Una tumba

Si alguien quiere meditar sobre las enseñanzas del Eclesiastés -"todo es vanidad"- sólo tiene que ir a un cementerio

Uno de los lugares más desolados que he visto en mi vida es la antigua oficina salitrera Chacabuco. Está en medio del desierto de Atacama, en el norte de Chile. La oficina -una explotación de salitre a cielo abierto- cerró en 1940. Ahora es una ciudad fantasma. Aún se pueden ver los restos del parque infantil, la escuela, el cine y las miserables viviendas de los mineros. Pero lo más triste de todo es el cementerio. Hay unas cincuenta o sesenta cruces de madera de cactus y dos o tres lápidas de ladrillo. Eso es todo. Si alguien quiere meditar sobre la fugacidad de la vida y sobre las viejas enseñanzas del Eclesiastés -"todo es vanidad de vanidades"-, no tiene un lugar mejor en todo el mundo.

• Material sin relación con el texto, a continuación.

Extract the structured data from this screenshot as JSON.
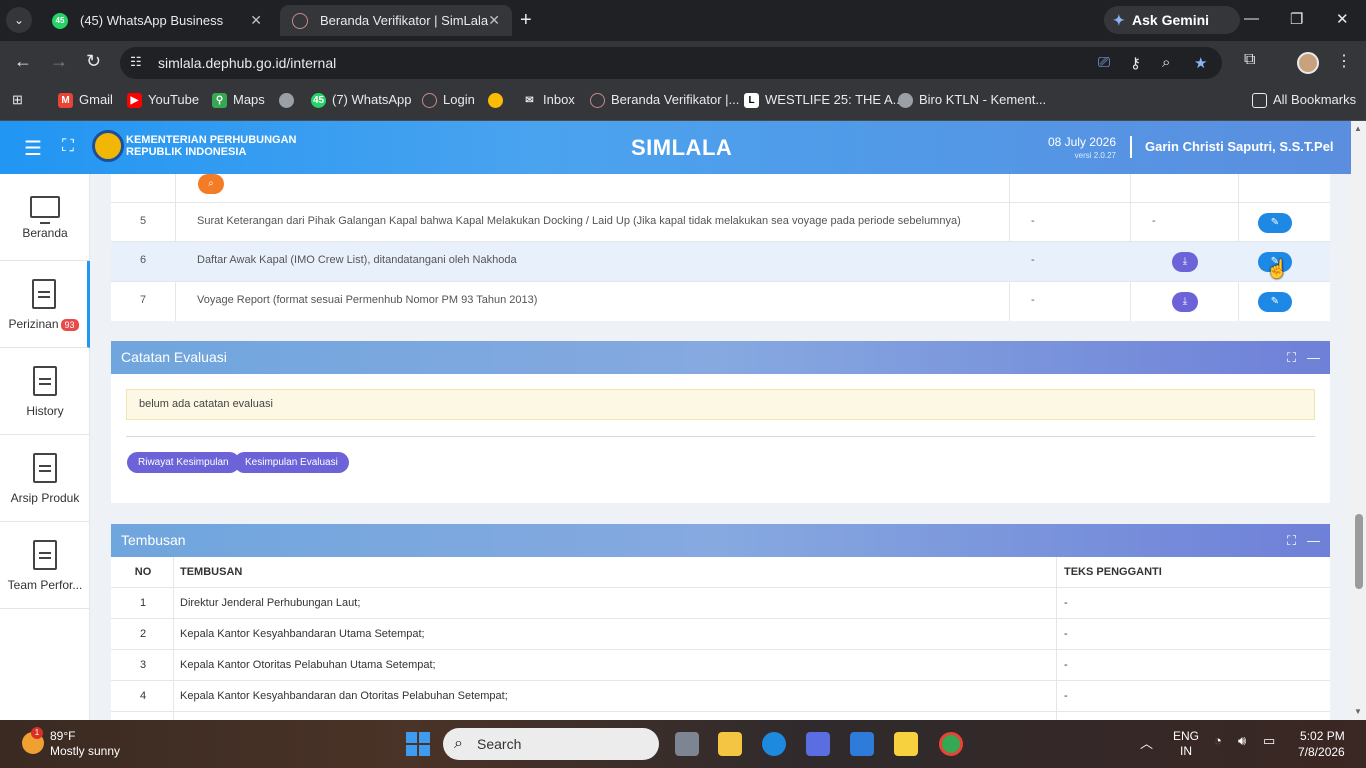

Pero el día de los difuntos ocurre un milagro en ese cementerio. O al menos ocurría cuando estuve allí, hace ya tiempo. Una viejecita se bajaba en la gasolinera de Carmen Alto, a cinco kilómetros de allí, e iba caminando hasta el cementerio. Llevaba una bolsa con coronas de flores de papel e iba dejando una corona sobre cada cruz. Aquella mujer no tenía familiares enterrados allí, pero no quería dejar solos a aquellos muertos. Eso decía: "No quiero dejarlos solos". Nunca se olvidaba de dejar una corona sobre una pequeña tumba que tenía esta inscripción: "A la memoria de Harry Sepúlveda Maturana. Falleció el dos de mayo de 1927, a la edad de nueve meses. Sus padres".

Mi amiga Vicky Saavedra, que vive en Atacama, me contó que había visto a la viejecita un par de veces más después del día que fuimos juntos a Chacabuco, pero no me ha vuelto a hablar de ella. La viejecita era sin duda muy mayor, a pesar de que caminaba muy ligera los cinco kilómetros de ida y los cinco de vuelta hasta la parada del autobús en la gasolinera (era el único edificio habitado en cien kilómetros a la redonda). Supongo que ahora ya no seguirá en este mundo.

El otro día, en el cementerio, me acordé de ella. Aquella mujer tan frágil, tan pequeña, tan obstinada, que llevaba flores de papel a un cementerio que estaba en medio de ninguna parte, para no dejar "solo" a un niño -Harry Sepúlveda- que había muerto en un lejano día de 1929, aquella mujer a la que probablemente nadie conocía ni había considerado nunca importante, aquella mujer diminuta y arrugada era uno de esos 36 justos de la leyenda que sostienen ellos solos la Creación. Sólo que ella sola valía por los 35 restantes.